Clases sociales
“Siempre hubo clases” es el aserto popular utilizado por quien lo pronuncia para marcar distancias respecto a conductas o estados de otras personas que no son bien vistas por la sociedad. Es frecuente rematarlo con “…y clases” al final para indicar que existen clases aceptables y otras que lo son menos o no lo son. La tendencia a diferenciarse de los demás es un rasgo de la convivencia entre seres humanos con raíces genéticas y un fortísimo componente cultural alimentado en Occidente por dosis de individualismo y maniqueísmo judeocristiano.
En otras latitudes, hoy y en otros tiempos, la distancia entre clases es insalvable, producto de un determinismo que hunde sus raíces en designios divinos o en el poder militar, como sucede con las castas en la India, los clanes y linajes africanos o los rangos en el shogunato japonés. En todo caso, clases, castas, clanes y rangos mayoritarios tienen en común la pobreza, el desdén social y la casi nula posibilidad de alterar esa realidad impuesta por la ideología que la produce y la reproduce. La ciudadanía desfavorecida tiene dos caminos: sumisión o lucha de clases.
La teoría de la lucha de clases surge de la constatación de un conflicto intrínseco a las sociedades donde la división del trabajo hace que existan clases sociales en distinta posición y que defienden intereses diferentes y contradictorios. Desde que la formuló Karl Marx, el capitalismo se ha afanado en demonizarla o negarla, hasta que Warren Buffet reconoció que “existe la lucha de clases, de acuerdo, pero es la mía, la de los ricos, la que está haciendo esa guerra; y vamos ganando”; es la clase, casta, clan o rango que expolia al resto de la sociedad.

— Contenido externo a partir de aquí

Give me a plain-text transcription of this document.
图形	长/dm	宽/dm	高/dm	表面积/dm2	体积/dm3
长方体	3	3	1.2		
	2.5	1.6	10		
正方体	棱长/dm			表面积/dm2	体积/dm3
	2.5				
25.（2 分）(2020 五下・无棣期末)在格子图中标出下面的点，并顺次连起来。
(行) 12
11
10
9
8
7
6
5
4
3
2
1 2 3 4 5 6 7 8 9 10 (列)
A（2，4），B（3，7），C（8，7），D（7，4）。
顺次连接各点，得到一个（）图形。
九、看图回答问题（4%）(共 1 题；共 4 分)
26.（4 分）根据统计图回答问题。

Esta contradicción del capitalismo se traduce en el antagonismo entre la producción y la apropiación privada de la plusvalía extraída mediante la explotación del trabajador. En una sociedad organizada políticamente, el conflicto de intereses entre clases se convierte en conflicto político que actúa como “motor de la historia” produciendo cambios sociales. Todo progreso y retroceso político y social se debe a la lucha de clases: si hay lucha hay progreso; si decae hay retroceso. Las élites invierten ingentes sumas de dinero en anular la lucha de clases y a sus agentes.
Bajo cualquier excusa, venga o no a cuento, se escucha o se lee casi a diario, en los medios y las redes sociales, el mantra de que el empresario genera riqueza que beneficia al conjunto de la sociedad y que el Estado debe ponerse al servicio del mercado en exclusiva. El mensaje cala. Cuanta más incultura y analfabetismo posea el receptor, tanto mayor es la aceptación del mensaje. Es la mentira del sueño americano, mentira eficaz como un cuento de Disney: cualquiera puede llegar a la cima y ascender de clase y, si no lo hace, es porque no se esfuerza.
¿Se imaginan (hagan el esfuerzo, merece la pena) que unos 27 millones de españoles consiguieran alcanzar el sueño de hacerse millonarios como propone el catecismo neoliberal? Hay gurús e influencers que osan añadir que se puede conseguir a los treinta y pico años y retirarse del trabajo. ¿Imposible? No sean personas de poca fe, no pongan en duda el evangelio capitalista según Milei o Llados. Es imposible, sí, que la mitad de la población pueda pertenecer a una élite que, por definición, es una minoría selecta. ¡Hasta ahí podíamos llegar!
Para que exista una élite, tiene que haber clases medias y bajas muy numerosas que produzcan la riqueza que la élite amasa con la fruición propia de los yonquis del dinero, con un mono que siempre pide más y “obliga” a rebajar salarios, estirar horarios, ajustar plantillas con despidos, deslocalizar la producción y tributar en paraísos fiscales la parte del beneficio que no es dinero negro. Son sacrificios que acechan al emprendedor que “arriesga” su dinero haciendo del mundo un casino donde la banca siempre gana el dinero de la clase trabajadora.